C’est le sort de tant d’hommes à cette époque. Ils dérivent de ville en ville, de guerre en guerre, lais­sant der­rière eux des frag­ments de vie comme des débris après une explo­sion. L’A­sie du Sud-Est des années soixante est pleine de ces fan­tômes vivants, Amé­ri­cains, Fran­çais, Aus­tra­liens, tous fuyant quelque chose, tous cher­chant quelque chose, aucun ne trou­vant jamais rien d’autre que des bars cli­ma­ti­sés et des bras dis­po­nibles contre quelques dollars.

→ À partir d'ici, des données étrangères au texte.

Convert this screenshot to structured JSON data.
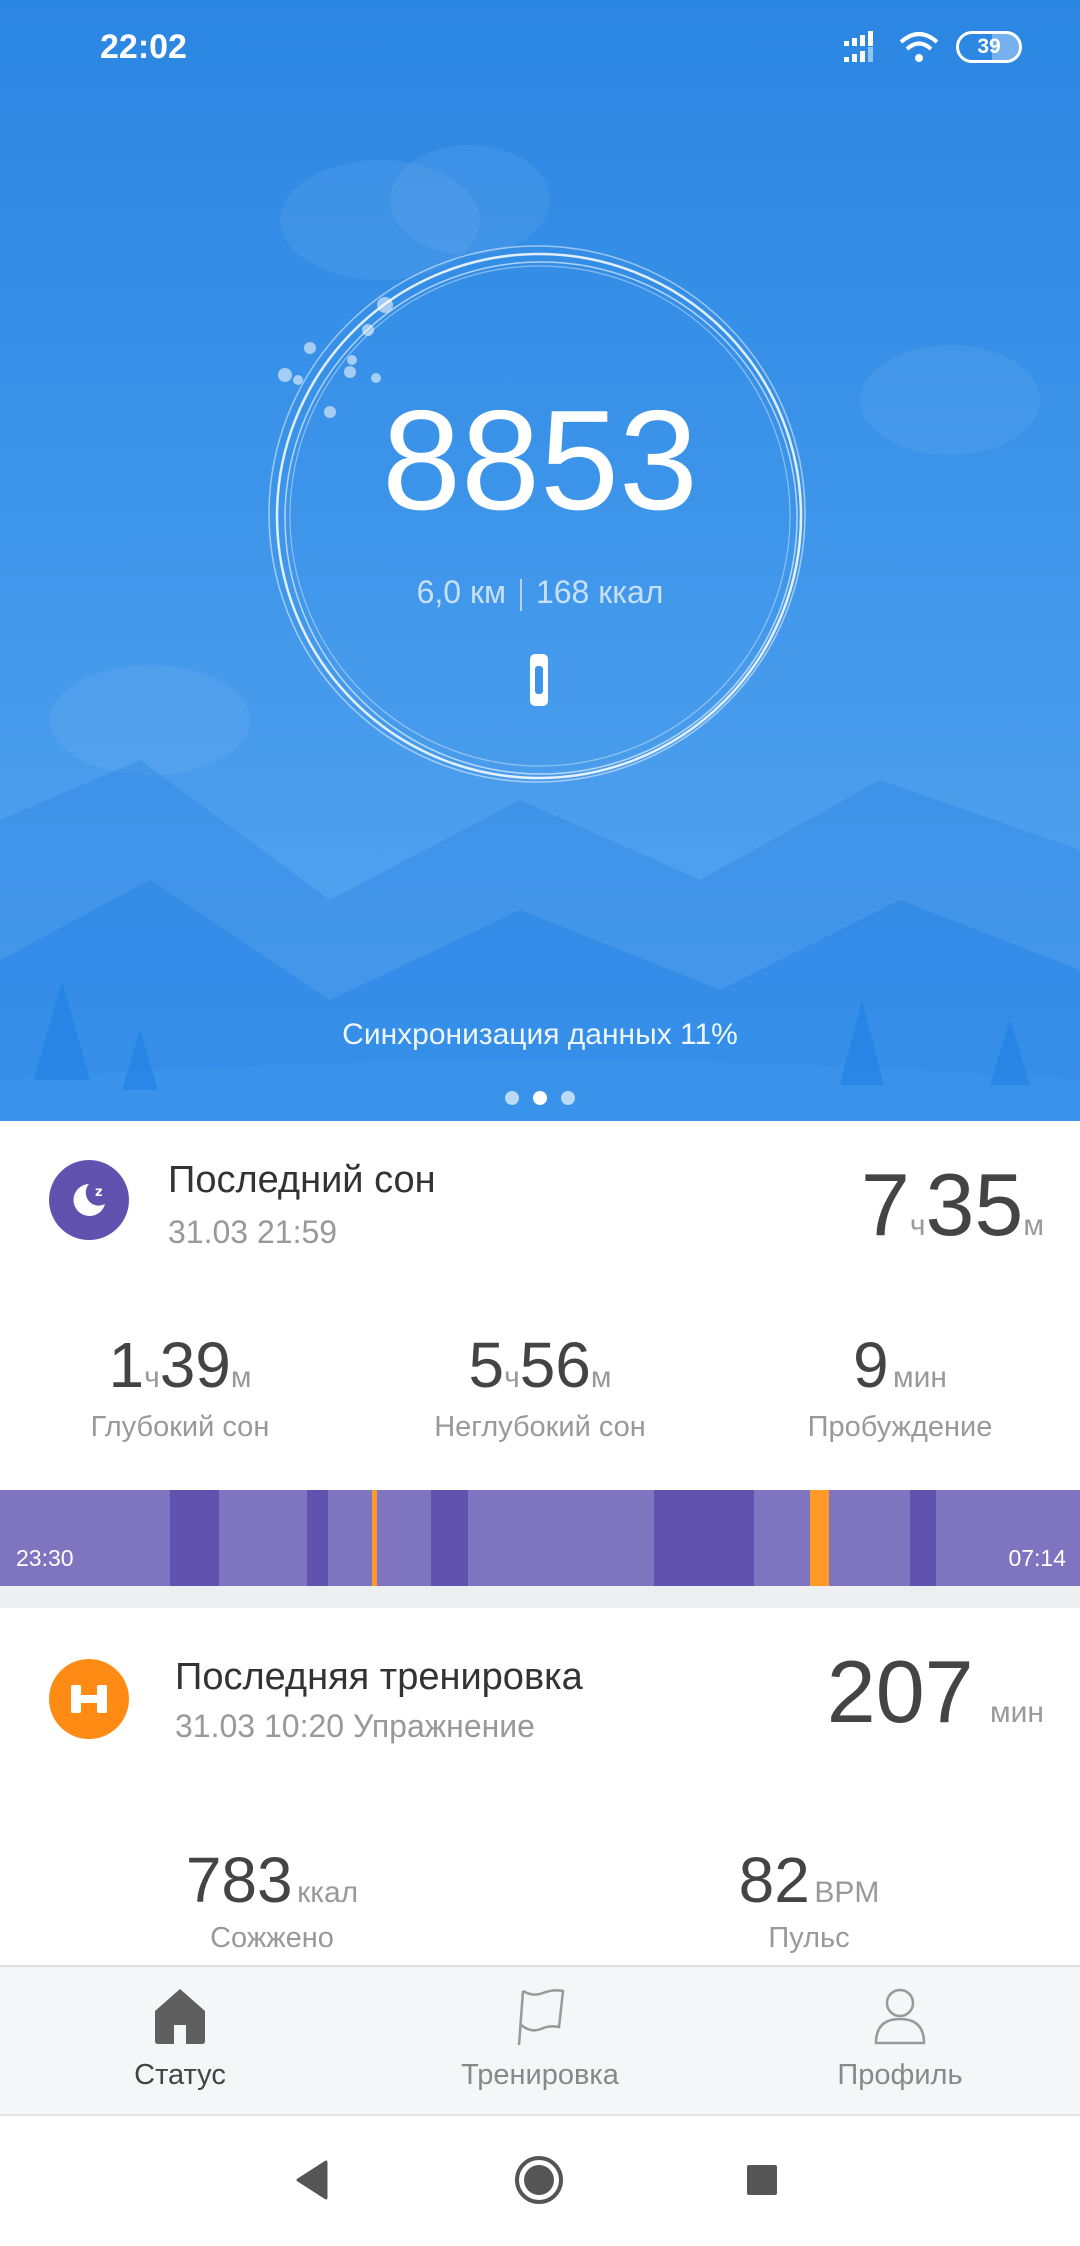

Je des­cends Pat­pong un soir de sep­tembre. La rue illu­mi­née res­semble à un vais­seau spa­tial échoué dans les rizières. Les néons pro­jettent leurs lueurs arti­fi­cielles sur les visages des marins de la sep­tième flotte, des pilotes de l’Air Force, des conseillers de l’ar­mée de terre. Ils ont vingt ans, vingt-cinq, trente. Demain ou dans une semaine, ils retour­ne­ront au Viet­nam. Cer­tains ne revien­dront pas.

Les filles dansent sur les comp­toirs des bars. Elles ondulent méca­ni­que­ment au rythme de “Light My Fire” et de “Purple Haze”. Elles sou­rient aux hommes qui glissent des billets dans leur décol­le­té. Elles mur­murent des mots tendres dans un anglais approxi­ma­tif. Elles jouent leur rôle dans cette comé­die désespérée.

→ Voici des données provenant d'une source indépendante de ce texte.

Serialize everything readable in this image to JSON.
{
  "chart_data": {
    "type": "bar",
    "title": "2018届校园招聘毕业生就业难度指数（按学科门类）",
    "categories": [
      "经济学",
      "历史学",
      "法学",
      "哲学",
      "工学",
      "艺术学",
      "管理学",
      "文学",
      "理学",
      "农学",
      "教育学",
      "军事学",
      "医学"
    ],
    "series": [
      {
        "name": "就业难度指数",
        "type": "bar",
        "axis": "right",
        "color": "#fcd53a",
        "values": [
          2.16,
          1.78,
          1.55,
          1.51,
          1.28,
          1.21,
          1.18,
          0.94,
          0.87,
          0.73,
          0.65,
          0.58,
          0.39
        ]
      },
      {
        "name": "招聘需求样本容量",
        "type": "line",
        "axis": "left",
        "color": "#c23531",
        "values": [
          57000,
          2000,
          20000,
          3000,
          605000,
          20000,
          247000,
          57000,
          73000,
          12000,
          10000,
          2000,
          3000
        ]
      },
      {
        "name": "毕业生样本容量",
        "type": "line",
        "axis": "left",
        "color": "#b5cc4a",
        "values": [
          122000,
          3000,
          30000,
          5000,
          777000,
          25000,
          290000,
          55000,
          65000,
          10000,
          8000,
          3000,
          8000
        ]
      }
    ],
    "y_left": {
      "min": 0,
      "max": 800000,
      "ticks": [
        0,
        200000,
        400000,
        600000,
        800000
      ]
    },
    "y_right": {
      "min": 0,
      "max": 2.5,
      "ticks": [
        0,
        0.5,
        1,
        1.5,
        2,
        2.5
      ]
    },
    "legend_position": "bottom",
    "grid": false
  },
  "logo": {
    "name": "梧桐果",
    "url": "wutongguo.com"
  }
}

Au fond du Super­star Club, un groupe phi­lip­pin mas­sacre “Geor­gia On My Mind”. Le saxo­pho­niste est mau­vais, bien trop mau­vais pour faire oublier Cald­well. Mais per­sonne n’é­coute vrai­ment. La musique n’est qu’un papier peint sonore sur le mur de la solitude.

Je ne retrou­ve­rai jamais Jim­my Cald­well. J’ai fini par l’ad­mettre. Il s’est dis­sous dans le grand nau­frage de cette époque, comme des mil­liers d’autres. Peut-être est-il mort à Vien­tiane pen­dant l’of­fen­sive du Têt. Peut-être a‑t-il chan­gé de nom et vit-il encore quelque part en Cali­for­nie, tra­vaillant dans une sta­tion-ser­vice, son saxo­phone remi­sé au fond d’un pla­card. Peut-être n’a-t-il jamais exis­té que dans l’i­ma­gi­na­tion col­lec­tive de ceux qui avaient besoin de croire qu’au milieu de cette débâcle morale, quel­qu’un avait joué une musique assez belle pour rache­ter le reste.

Ce qui reste, c’est Bang­kok elle-même, cette ville qui a tout vu, tout absor­bé, tout digé­ré. Les Amé­ri­cains sont par­tis en 1975 quand Sai­gon est tom­bée. Pat­pong et Soi Cow­boy ont sur­vé­cu, se recy­clant pour les tou­ristes japo­nais puis euro­péens. Les bars cli­ma­ti­sés sont tou­jours là, les filles aus­si, tou­jours aus­si minces et sou­riantes. Seule la musique a changé.

Mais cer­tains soirs, quand le vent souffle du fleuve et que la ville ralen­tit enfin son rythme fré­né­tique, on peut encore entendre un saxo­phone quelque part dans la nuit moite. C’est peut-être un enre­gis­tre­ment qui s’é­chappe d’un bar. C’est peut-être le fan­tôme de Cald­well qui joue encore pour Dao, quelque part entre le monde des vivants et celui des dis­pa­rus, là où Bang­kok garde tous ses secrets.